Jóvenes negacionistas de hoy que accedieran al contenido televisivo explícitamente violento contra las mujeres típico de los años 90 no podrían negar la certeza de esas imágenes, pero sí tacharlas de meras recopilaciones de casos aislados previamente seleccionados de acuerdo a un sesgo ideológico proveniente del tiempo actual y, por tanto, nada representativas de la sociedad de entonces.
Pero lo que se busca en ejemplos de hace 30 años no es representatividad estadística, sino analizar la normatividad que subyace a esas expresiones públicas: esas personas, que desde una lectura actual lo que hacen es banalizar la violencia machista, lo que hacían entonces era afirmar su derecho a acogerse a una norma que podía estar jurídicamente sancionada, aunque fuera de forma muy laxa, pero que desde luego no lo estaba socialmente.
Se trata este de un matiz que es sustancial y que se entiende mejor con un ejemplo actual: la descarga ilegal de música por internet está penada, pero no se encuentra sujeta a sanción social.
Sin embargo, los agentes socializadores encargados de preparar a la juventud para la vida en una sociedad democrática, en especial la escuela, no han sido dotados de argumentos con capacidad de cuestionar la normatividad que explica la reproducción del sexismo entre las nuevas generaciones, quedándose en el plano descriptivo que aporta la estadística.

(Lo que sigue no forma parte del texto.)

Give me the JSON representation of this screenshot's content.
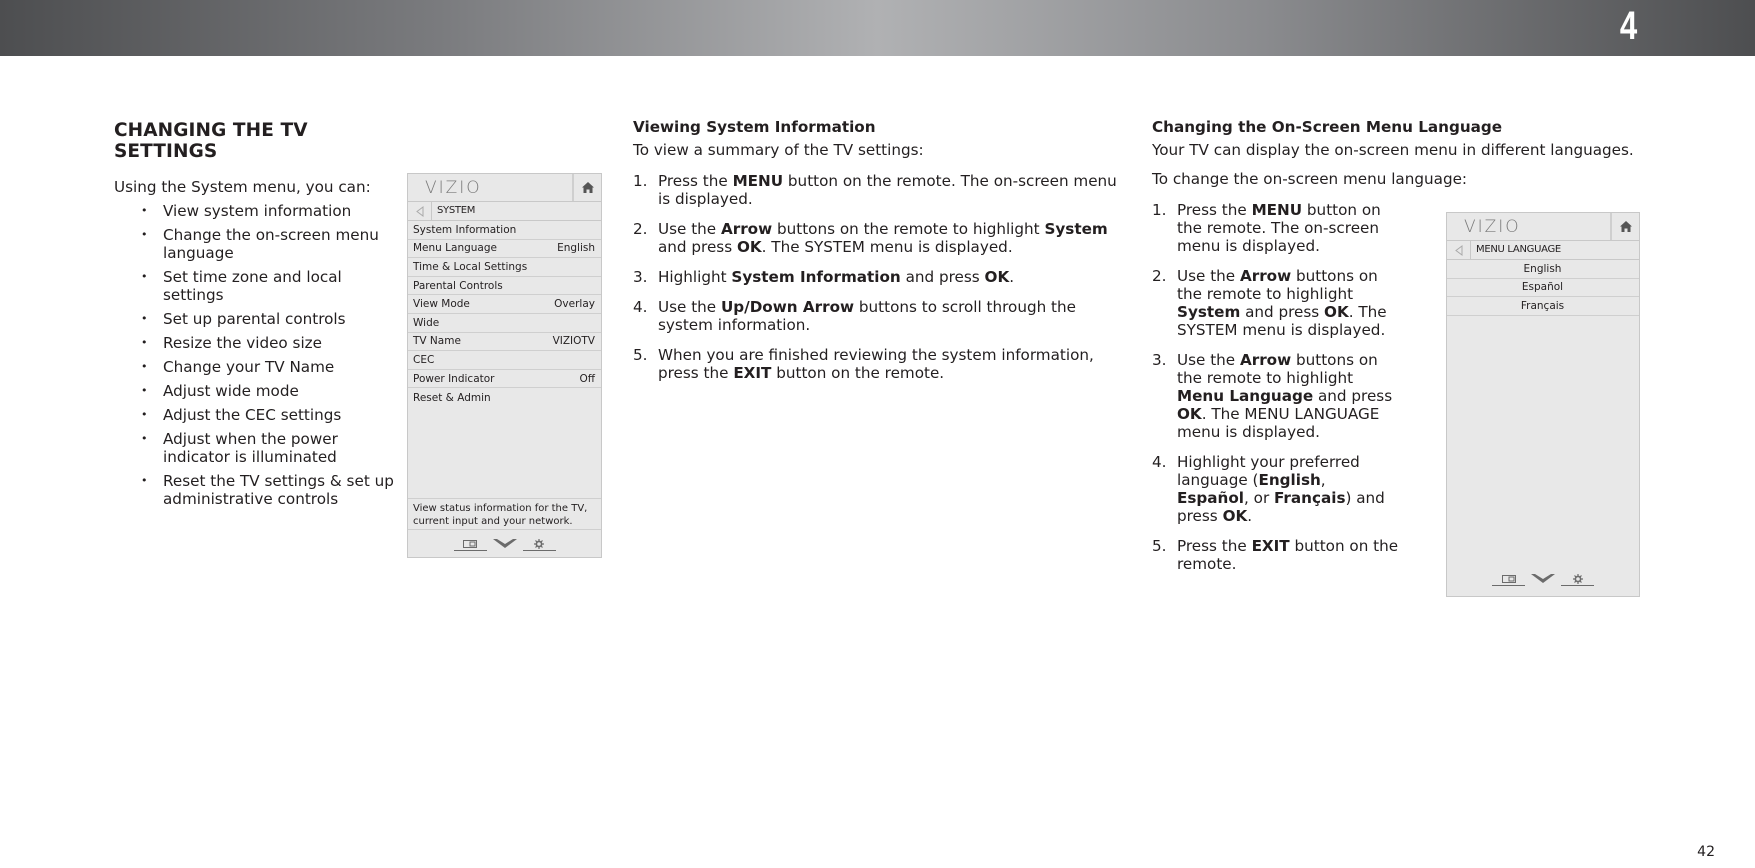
{
  "header": {
    "chapter_number": "4"
  },
  "page_number": "42",
  "left_column": {
    "title": "CHANGING THE TV SETTINGS",
    "intro": "Using the System menu, you can:",
    "bullets": [
      "View system information",
      "Change the on-screen menu language",
      "Set time zone and local settings",
      "Set up parental controls",
      "Resize the video size",
      "Change your TV Name",
      "Adjust wide mode",
      "Adjust the CEC settings",
      "Adjust when the power indicator is illuminated",
      "Reset the TV settings & set up administrative controls"
    ]
  },
  "system_menu": {
    "logo": "VIZIO",
    "title": "SYSTEM",
    "items": [
      {
        "label": "System Information",
        "value": ""
      },
      {
        "label": "Menu Language",
        "value": "English"
      },
      {
        "label": "Time & Local Settings",
        "value": ""
      },
      {
        "label": "Parental Controls",
        "value": ""
      },
      {
        "label": "View Mode",
        "value": "Overlay"
      },
      {
        "label": "Wide",
        "value": ""
      },
      {
        "label": "TV Name",
        "value": "VIZIOTV"
      },
      {
        "label": "CEC",
        "value": ""
      },
      {
        "label": "Power Indicator",
        "value": "Off"
      },
      {
        "label": "Reset & Admin",
        "value": ""
      }
    ],
    "description": "View status information for the TV, current input and your network.",
    "icons": {
      "home": "home-icon",
      "back": "back-arrow-icon",
      "input": "input-icon",
      "menu": "chevron-down-icon",
      "settings": "gear-icon"
    }
  },
  "viewing_section": {
    "title": "Viewing System Information",
    "intro": "To view a summary of the TV settings:",
    "steps": [
      {
        "num": "1.",
        "parts": [
          "Press the ",
          "MENU",
          " button on the remote. The on-screen menu is displayed."
        ]
      },
      {
        "num": "2.",
        "parts": [
          "Use the ",
          "Arrow",
          " buttons on the remote to highlight ",
          "System",
          " and press ",
          "OK",
          ". The SYSTEM menu is displayed."
        ]
      },
      {
        "num": "3.",
        "parts": [
          "Highlight ",
          "System Information",
          " and press ",
          "OK",
          "."
        ]
      },
      {
        "num": "4.",
        "parts": [
          "Use the ",
          "Up/Down Arrow",
          " buttons to scroll through the system information."
        ]
      },
      {
        "num": "5.",
        "parts": [
          "When you are finished reviewing the system information, press the ",
          "EXIT",
          " button on the remote."
        ]
      }
    ]
  },
  "language_section": {
    "title": "Changing the On-Screen Menu Language",
    "intro1": "Your TV can display the on-screen menu in different languages.",
    "intro2": "To change the on-screen menu language:",
    "steps": [
      {
        "num": "1.",
        "parts": [
          "Press the ",
          "MENU",
          " button on the remote. The on-screen menu is displayed."
        ]
      },
      {
        "num": "2.",
        "parts": [
          "Use the ",
          "Arrow",
          " buttons on the remote to highlight ",
          "System",
          " and press ",
          "OK",
          ". The SYSTEM menu is displayed."
        ]
      },
      {
        "num": "3.",
        "parts": [
          "Use the ",
          "Arrow",
          " buttons on the remote to highlight ",
          "Menu Language",
          " and press ",
          "OK",
          ". The MENU LANGUAGE menu is displayed."
        ]
      },
      {
        "num": "4.",
        "parts": [
          "Highlight your preferred language (",
          "English",
          ", ",
          "Español",
          ", or ",
          "Français",
          ") and press ",
          "OK",
          "."
        ]
      },
      {
        "num": "5.",
        "parts": [
          "Press the ",
          "EXIT",
          " button on the remote."
        ]
      }
    ]
  },
  "language_menu": {
    "logo": "VIZIO",
    "title": "MENU LANGUAGE",
    "options": [
      "English",
      "Español",
      "Français"
    ]
  }
}
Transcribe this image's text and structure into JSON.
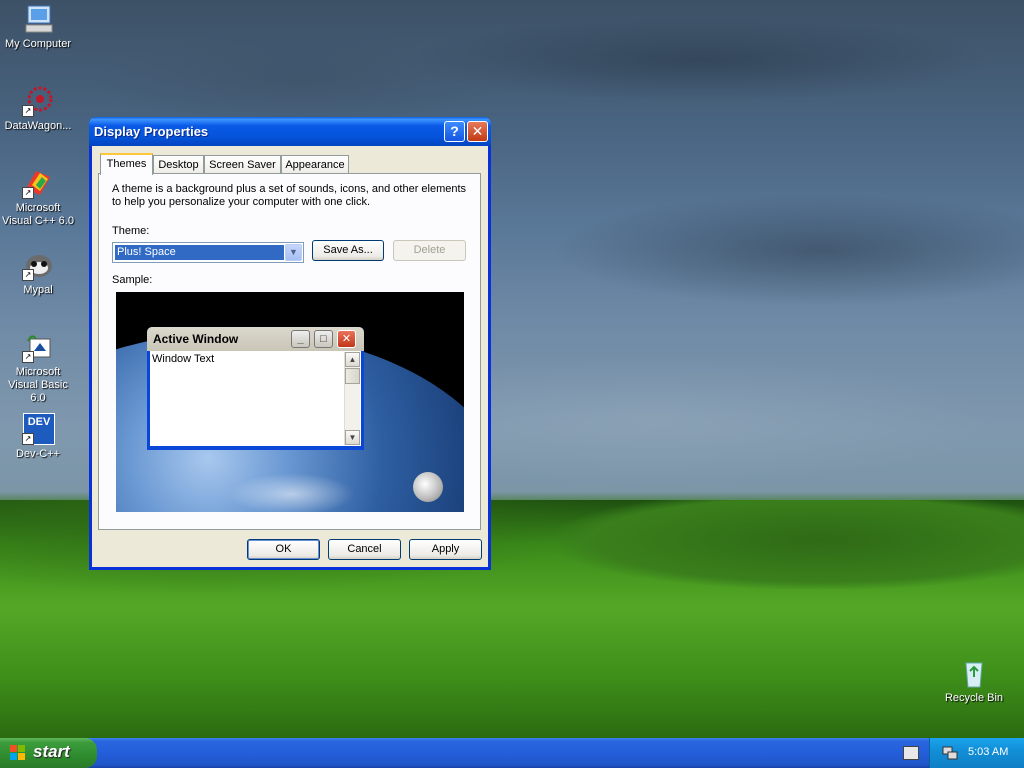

Como hemos reconocido con anterioridad, la estadística ha dado visibilidad y ha permitido calibrar la urgencia del problema, lo que ha impulsado la creación de herramientas con vocación disuasiva materializadas en una frenética actividad legislativa desde la aprobación de la Ley de Medidas de Protección Integral contra la Violencia de Género de diciembre de 2004. Pero, al mismo tiempo, ha impregnado los discursos de la vida cotidiana, acaparando los repertorios argumentativos y haciéndolos dependientes de elementos muy ostensivos, como la violencia explícita, que han solapado las configuraciones normativas que regulan las relaciones, las cuales son una mina de actitudes sexistas.
Por tanto, celebrar los avances legislativos que nos han aproximado al sueño de la igualdad jurídica entre hombres y mujeres no nos impide reconocer que lo más complicado queda por hacer: la desigualdad de género sigue siendo el sustento fundamental de las políticas emocionales que regulan la vida cotidiana de las personas, convirtiendo a la juventud en conductora del machismo, que queda reafirmado en sus relaciones.
Por ello, a pesar de los avances, las políticas emocionales, tanto en la sociedad de antes como en la de ahora:
Así pues, los progresos en materia de igualdad son indudables, especialmente sobre el plano legislativo, y han cristalizado en una mayor visibilidad de las injusticias que sufren las mujeres, una creciente sensibilidad frente a estas injusticias, una efectiva actividad disuasoria frente a los delitos machistas, una proporcionada capacidad sancionadora hacia los agresores y una mejora sustancial de las medidas de protección de las víctimas.
Sin embargo, se ha puesto y se sigue poniendo insuficiente atención sobre la creación de herramientas de análisis e intervención en los entramados normativos bajo los que subyace el patriarcado, los cuales encuentran en la escuela un conductor. Esto tiene como consecuencia que la juventud traduzca los modelos machistas del pasado a los tiempos actuales en los que dispone, además, de excelentes canales para su difusión masiva.